Jose Luis Magana/AP

The FBI's Impersonation of an AP Editor

The Justice Department’s inspector general said no rules were violated when an agent pretended to be a journalist.

The Justice Department’s Office of the Inspector General says no rules were violated when an FBI agent posed as an editor for The Associated Press in 2007 while investigating bomb threats near Seattle.

In a report released Thursday, the watchdog said:

We found that Department and FBI policies in effect in 2007 did not prohibit agents from impersonating journalists or from posing as a member of a news organization, nor was there any requirement that agents seek special approval to engage in such undercover activities.

Here’s the background to the story: In June 2007, Charles Jenkins, a 15-year-old high school student, emailed a series of bomb threats over the course of a week to school administrators that resulted in the closure of Timberline High School. In order to conceal his location, he used a proxy server located in Europe. Local law enforcement sought the FBI’s help. Here’s what the FBI’s field office in Seattle did next, according to the report:

FBI agents developed a plan to surreptitiously insert a computer program into Jenkins’s computer that would identify his true location. An FBI undercover agent posed as an editor for the Associated Press (AP) and contacted Jenkins through e-mail. During subsequent online communications, the undercover agent sent Jenkins links to a fake news article and photographs that had the computer program embedded within them. Jenkins activated the computer program when he clicked on the link to the photographs, thereby revealing Jenkins’s true location to the FBI.

Jenkins was subsequently arrested and expelled from school; he pleaded guilty and was sentenced in July 2007 to 90 days of juvenile detention, two years of supervised release, two years of mental health counseling, and two years of probation with restriction on internet and computer usage.
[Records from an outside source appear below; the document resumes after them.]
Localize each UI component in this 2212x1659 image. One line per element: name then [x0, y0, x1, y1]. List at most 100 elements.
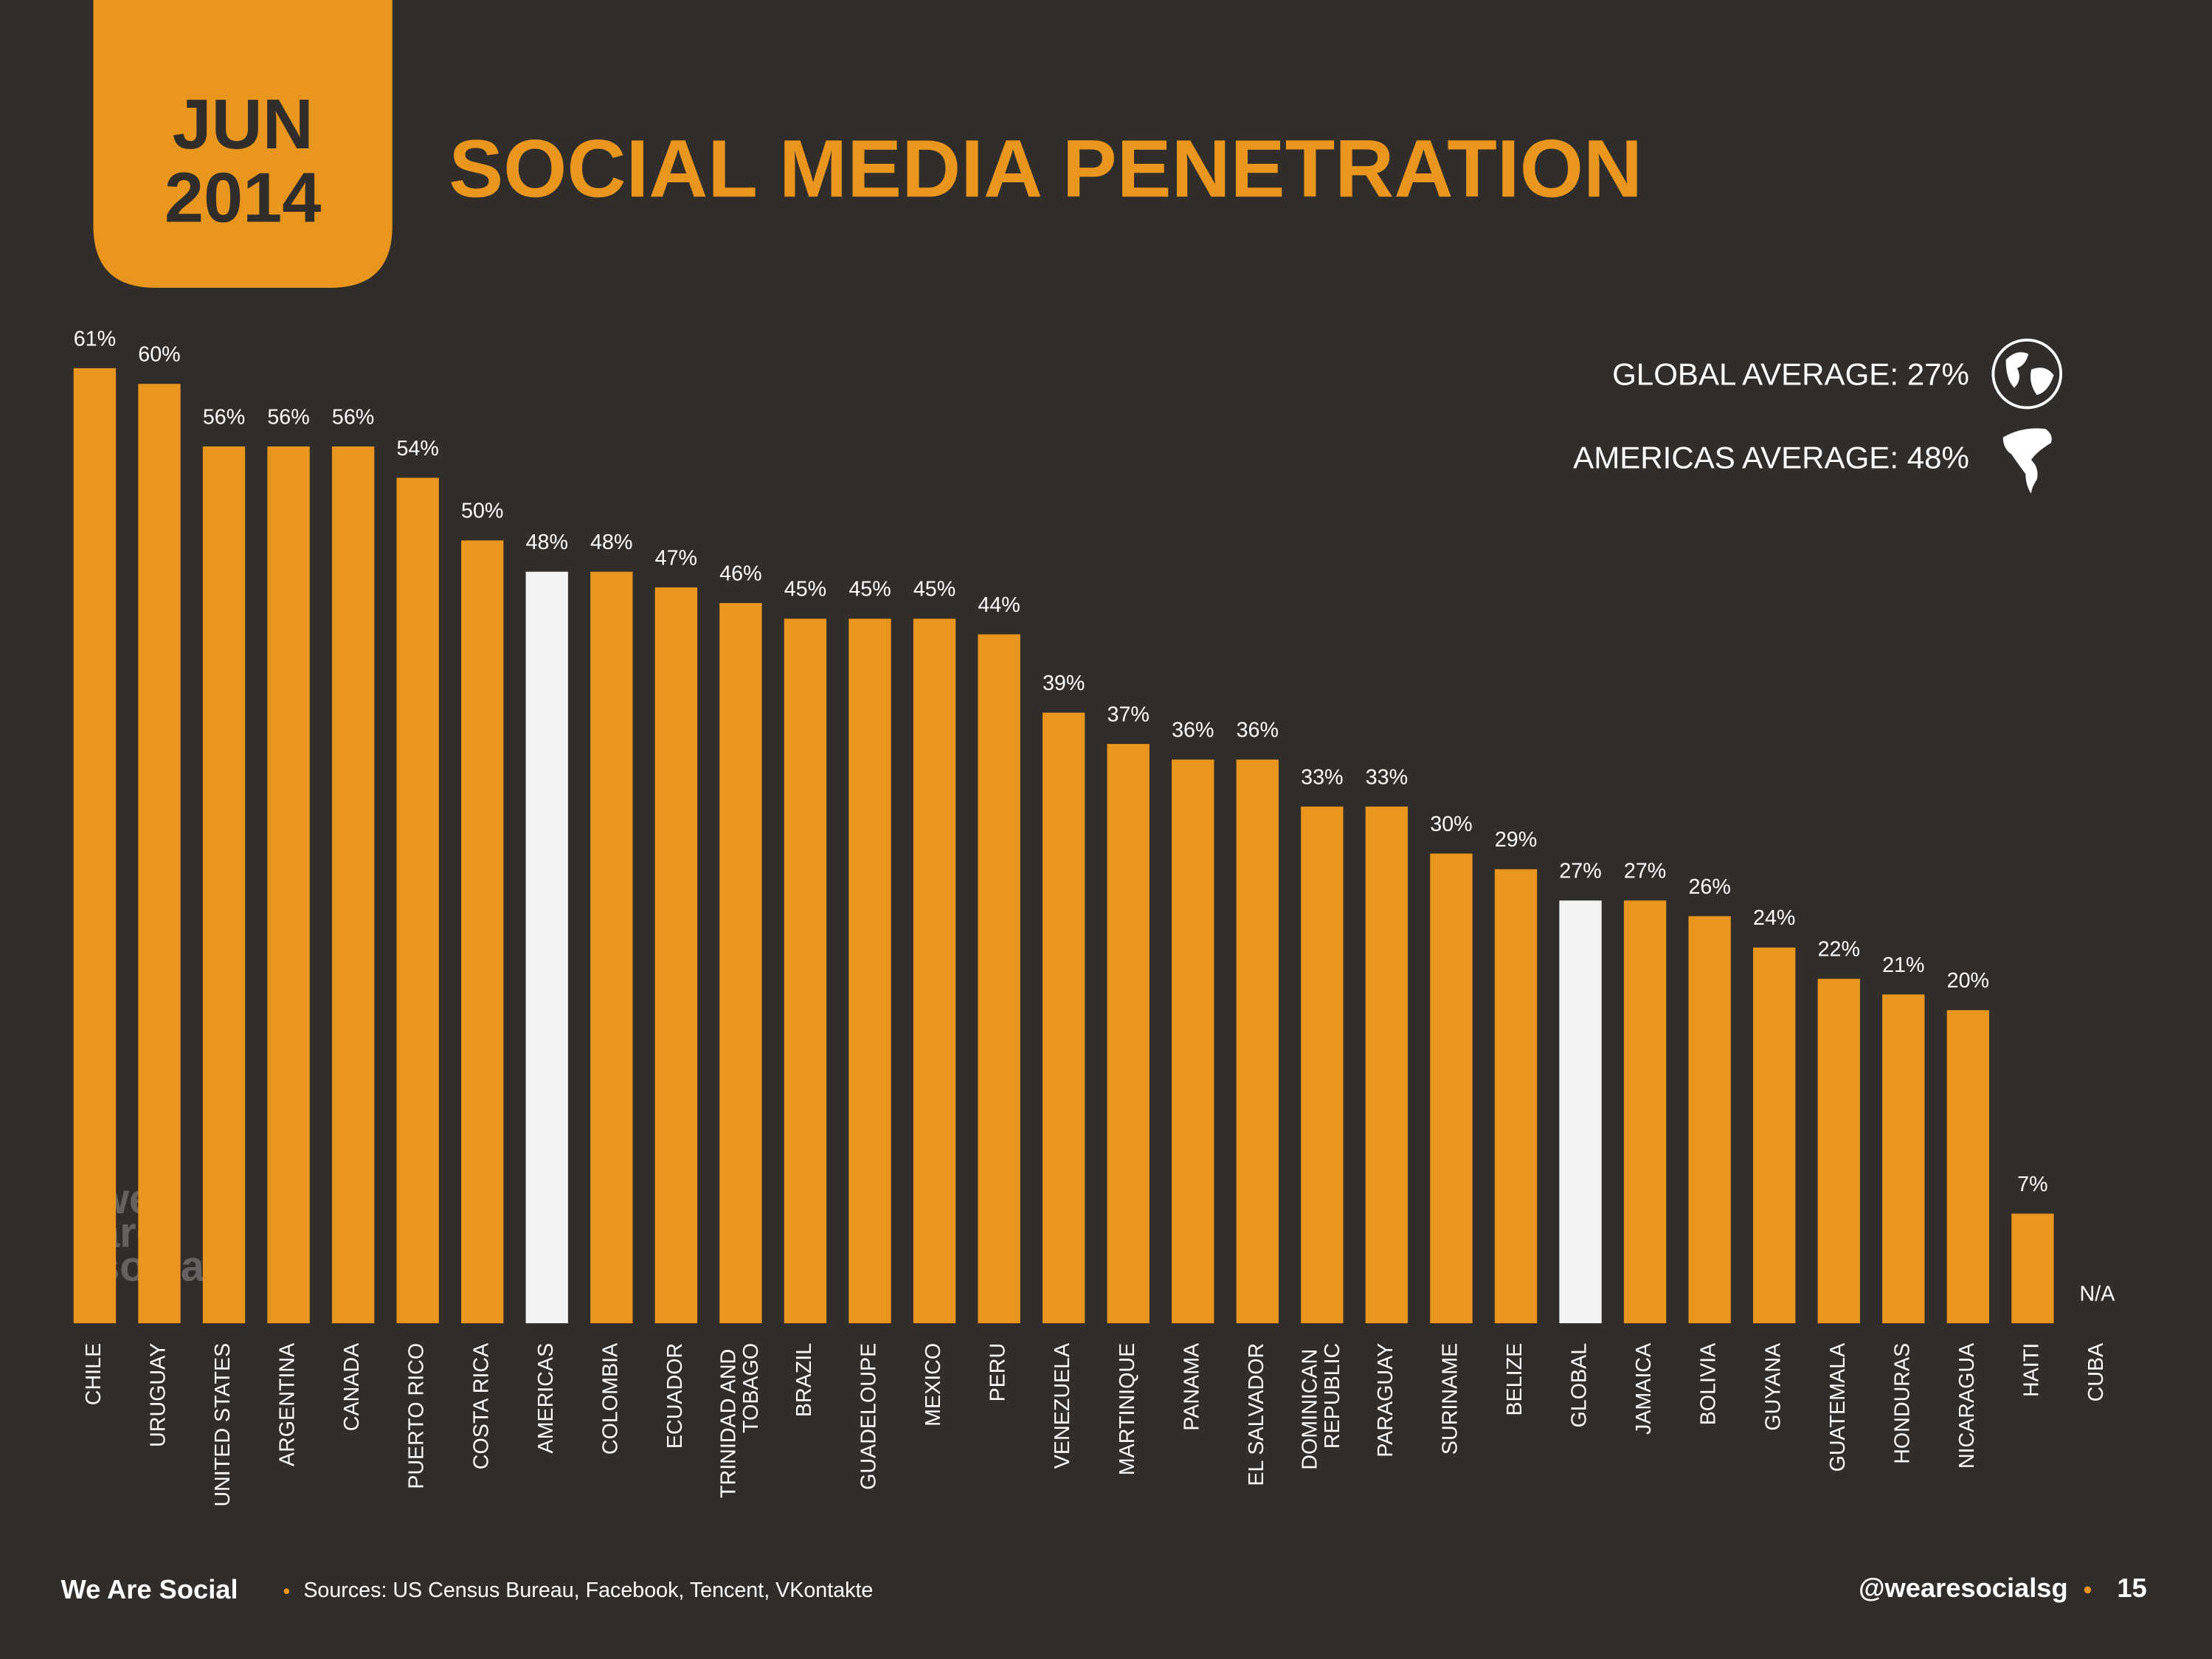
x-tick-label: BRAZIL	[792, 1343, 816, 1417]
bar	[1236, 759, 1279, 1324]
x-tick-label: NICARAGUA	[1955, 1342, 1979, 1469]
x-tick-label: URUGUAY	[147, 1343, 170, 1447]
value-label: 56%	[332, 405, 374, 429]
x-tick-label: COSTA RICA	[469, 1342, 493, 1469]
bar	[978, 634, 1020, 1324]
value-label: 46%	[719, 562, 761, 585]
value-label: 48%	[526, 531, 568, 554]
bar	[525, 571, 568, 1324]
bar	[1623, 900, 1667, 1324]
value-label: 39%	[1043, 672, 1085, 695]
x-tick-label: TRINIDAD AND TOBAGO	[716, 1343, 763, 1498]
bar	[654, 587, 698, 1324]
bar	[1365, 806, 1409, 1324]
x-tick-label: HONDURAS	[1890, 1343, 1914, 1464]
americas-icon	[2002, 428, 2052, 494]
value-label: 27%	[1559, 860, 1601, 883]
x-tick-label: GUADELOUPE	[857, 1343, 881, 1490]
x-tick-label: PANAMA	[1180, 1342, 1203, 1431]
bar	[913, 618, 956, 1324]
footer-sources: Sources: US Census Bureau, Facebook, Ten…	[303, 1579, 873, 1602]
bar	[1494, 869, 1538, 1324]
x-tick-label: CHILE	[82, 1343, 106, 1405]
bar	[267, 446, 310, 1324]
value-label: 45%	[848, 578, 891, 601]
bar	[1559, 900, 1602, 1324]
x-tick-label: BOLIVIA	[1697, 1342, 1721, 1425]
bar	[1688, 916, 1731, 1324]
x-tick-label: CUBA	[2084, 1342, 2108, 1402]
value-label: 20%	[1947, 969, 1989, 993]
x-tick-label: CANADA	[340, 1342, 364, 1431]
value-label: 36%	[1237, 719, 1279, 742]
bar	[784, 618, 827, 1324]
bar	[590, 571, 633, 1324]
bar	[1042, 712, 1085, 1324]
value-label: 24%	[1753, 906, 1795, 930]
separator	[283, 1588, 290, 1595]
value-label: 50%	[461, 500, 503, 523]
value-label: 56%	[203, 405, 245, 429]
value-label: 47%	[655, 546, 697, 570]
badge-year: 2014	[165, 159, 322, 238]
bar	[331, 446, 375, 1324]
date-badge	[93, 0, 393, 288]
value-label: 37%	[1107, 703, 1150, 726]
bar	[202, 446, 246, 1324]
value-label: 33%	[1301, 765, 1343, 789]
bar	[1817, 979, 1860, 1324]
page-number: 15	[2117, 1573, 2146, 1603]
bar	[1753, 947, 1796, 1324]
value-label: 27%	[1624, 860, 1666, 883]
bar	[73, 368, 117, 1324]
x-tick-label: PUERTO RICO	[405, 1343, 429, 1489]
x-tick-label: ARGENTINA	[276, 1342, 300, 1466]
bar	[1301, 806, 1344, 1324]
x-tick-label: ECUADOR	[663, 1343, 687, 1449]
bar	[1107, 744, 1150, 1324]
footer-brand: We Are Social	[61, 1574, 238, 1604]
chart-title: SOCIAL MEDIA PENETRATION	[449, 123, 1642, 214]
x-tick-label: PERU	[986, 1343, 1010, 1402]
value-label: 33%	[1366, 765, 1408, 789]
value-label: 60%	[138, 342, 180, 366]
value-label: 36%	[1172, 719, 1214, 742]
bar	[396, 477, 439, 1324]
x-tick-label: GUYANA	[1761, 1342, 1785, 1431]
bar	[848, 618, 891, 1324]
x-tick-label: EL SALVADOR	[1245, 1343, 1268, 1486]
value-label: 21%	[1882, 953, 1924, 977]
annotation: AMERICAS AVERAGE: 48%	[1573, 440, 1969, 475]
bar	[2011, 1213, 2054, 1324]
x-tick-label: GUATEMALA	[1826, 1342, 1850, 1472]
x-tick-label: BELIZE	[1503, 1343, 1527, 1416]
separator	[2084, 1586, 2092, 1594]
bar	[1946, 1010, 1990, 1324]
x-tick-label: SURINAME	[1439, 1343, 1462, 1455]
value-label: 45%	[784, 578, 826, 601]
value-label: 56%	[267, 405, 309, 429]
bar	[138, 384, 181, 1324]
globe-icon	[1991, 338, 2063, 410]
x-tick-label: COLOMBIA	[598, 1342, 622, 1455]
x-tick-label: DOMINICAN REPUBLIC	[1298, 1343, 1344, 1470]
value-label: 30%	[1430, 813, 1472, 836]
x-tick-label: PARAGUAY	[1374, 1343, 1397, 1458]
badge-month: JUN	[173, 85, 314, 164]
x-tick-label: UNITED STATES	[211, 1343, 235, 1507]
value-label: 48%	[590, 531, 632, 554]
bar	[461, 540, 504, 1324]
value-label: 54%	[396, 437, 438, 461]
value-label: N/A	[2080, 1282, 2116, 1306]
value-label: 29%	[1495, 828, 1537, 852]
bar	[1172, 759, 1214, 1324]
x-tick-label: VENEZUELA	[1051, 1342, 1074, 1469]
value-label: 61%	[74, 327, 116, 351]
x-tick-label: GLOBAL	[1568, 1343, 1591, 1428]
footer-handle: @wearesocialsg	[1859, 1573, 2068, 1603]
value-label: 7%	[2017, 1173, 2047, 1196]
value-label: 26%	[1688, 875, 1730, 899]
x-tick-label: AMERICAS	[534, 1343, 558, 1454]
annotation: GLOBAL AVERAGE: 27%	[1612, 356, 1969, 391]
The FBI did not publicize its role in the investigation, but Wired, in July of that year, reported on the bureau’s actions. Seven years later, the Seattle Times reported on the content of the emails sent by the FBI—content that the Electronic Frontier Foundation obtained through a Freedom of Information Act request to the bureau.

The AP and several news organizations protested to Eric Holder, the then attorney general. In a letter to Holder in 2014, the AP’s general counsel said the bureau “both misappropriated the trusted name of The Associated Press and created a situation where our credibility could have been undermined on a large scale.”

FBI Director James Comey, in a letter to The New York Times, defended the bureau’s actions, calling it “proper and appropriate” under the rules governing such actions at the time.  

Amid the scrutiny, the Justice Department’s Office of the Inspector General began an investigation—the FBI falls within the department’s purview—and released its findings Thursday. The inspector general said there was no explicit policy that prohibited agents from pretending to be journalists.

The AP wasn’t pleased—even if other news organizations mocked the bureau’s attempts at journalism. Here’s its statement:

The Associated Press is deeply disappointed by the inspector general’s findings, which effectively condone the FBI’s impersonation of an AP journalist in 2007. Such action compromises the ability of a free press to gather the news safely and effectively and raises serious constitutional concerns.Once again AP calls on the government to refrain from any activities involving the impersonation of the news media and we demand to be heard in the development of any policies addressing such conduct.